Hiking in the Smoky Mountains
The Smoky Mountains are a range of mountains located along the border between North Carolina and Tennessee, in the southeastern region of the United States. The mountain range derived its name “Smoky” from the natural fog that is seen most often after a rainstorm or in the early morning hours. The smoky plumes develop as the humid, warm air from the Gulf of Mexico rapidly cools in the higher elevations of the Great Smoky Mountains. Over the years, many photographers and painters have enjoyed capturing the special beauty of this mountain range.
The Great Smoky Mountains are part of the Appalachian mountain chain that extends all along the eastern corridor of the United States. The bucolic beauty of the Smoky Mountains has been protected by the establishment of a national park in 1934. Because of its accessibility and gentle beauty, Smoky Mountain National Park is the most visited national park in the United States with almost 10 million visitors a year.

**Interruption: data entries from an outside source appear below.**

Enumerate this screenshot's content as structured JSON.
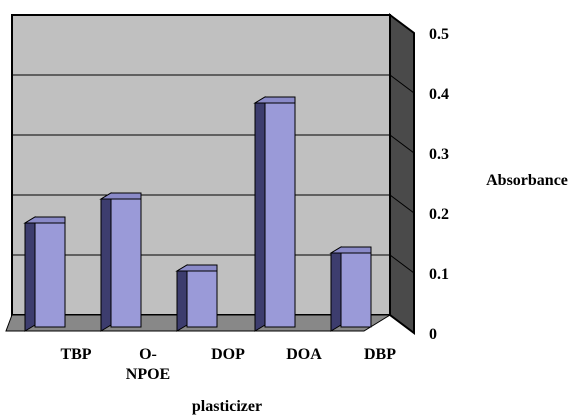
{
  "chart_data": {
    "type": "bar",
    "style": "3d-column",
    "categories": [
      [
        "TBP"
      ],
      [
        "O-",
        "NPOE"
      ],
      [
        "DOP"
      ],
      [
        "DOA"
      ],
      [
        "DBP"
      ]
    ],
    "series": [
      {
        "values": [
          0.18,
          0.22,
          0.1,
          0.38,
          0.13
        ]
      }
    ],
    "xlabel": "plasticizer",
    "ylabel": "Absorbance",
    "ylim": [
      0,
      0.5
    ],
    "yticks": [
      "0",
      "0.1",
      "0.2",
      "0.3",
      "0.4",
      "0.5"
    ],
    "y_axis_side": "right",
    "grid": true,
    "legend": "none",
    "colors": {
      "bar_front": "#9a9ad8",
      "bar_side": "#3d3d6e",
      "bar_top": "#8a8ac8",
      "plot_back": "#c0c0c0",
      "plot_wall": "#4a4a4a",
      "plot_floor": "#888888",
      "gridline": "#000000"
    }
  }
}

Many visitors to the park enjoy a variety of recreational activities throughout the year. For example, in the spring and summer months there are a number of attractions in Gatlinburg. One of the attractions is Gatlinburg rafting. The rivers and streams in the Smoky Mountains broil and cascade with great energy. Some of the Gatlinburg rafting trips are appropriate for beginners, and other trips are more geared for experienced white water rafters. Another favorite activity in Smoky Mountain National Park is white water kayaking. An activity only for the intrepid, of course.
Other Gatlinburg, Tennessee attractions include hiking, birding and camping. The foliage is incredible in the fall with the many resplendent leaves gently swaying in the warm fall air. There are also a number of Pigeon Forge, Tennessee attractions including hiking wide vistas, spelunking and rock climbing. In the spring, the attractions in Gatlinburg include exquisite walks among the many colored wildflowers.
Next time you are here, make sure and go hiking in the Smoky Mountains. Hikers enjoy the Smoky Mountains during all months of the year with every season offering is own special rewards. During winter, the absence of deciduous leaves opens new vistas along trails and reveals stone walls, chimneys, foundations, and other reminders of past residents. Spring provides a weekly parade of wildflowers and flowering trees. In summer, walkers can seek out cool retreats among the spruce-fir forests and balds or follow splashy mountain streams to roaring falls and cascades. Autumn hikers have crisp, dry air to sharpen their senses and a varied palette of fall colors to enjoy.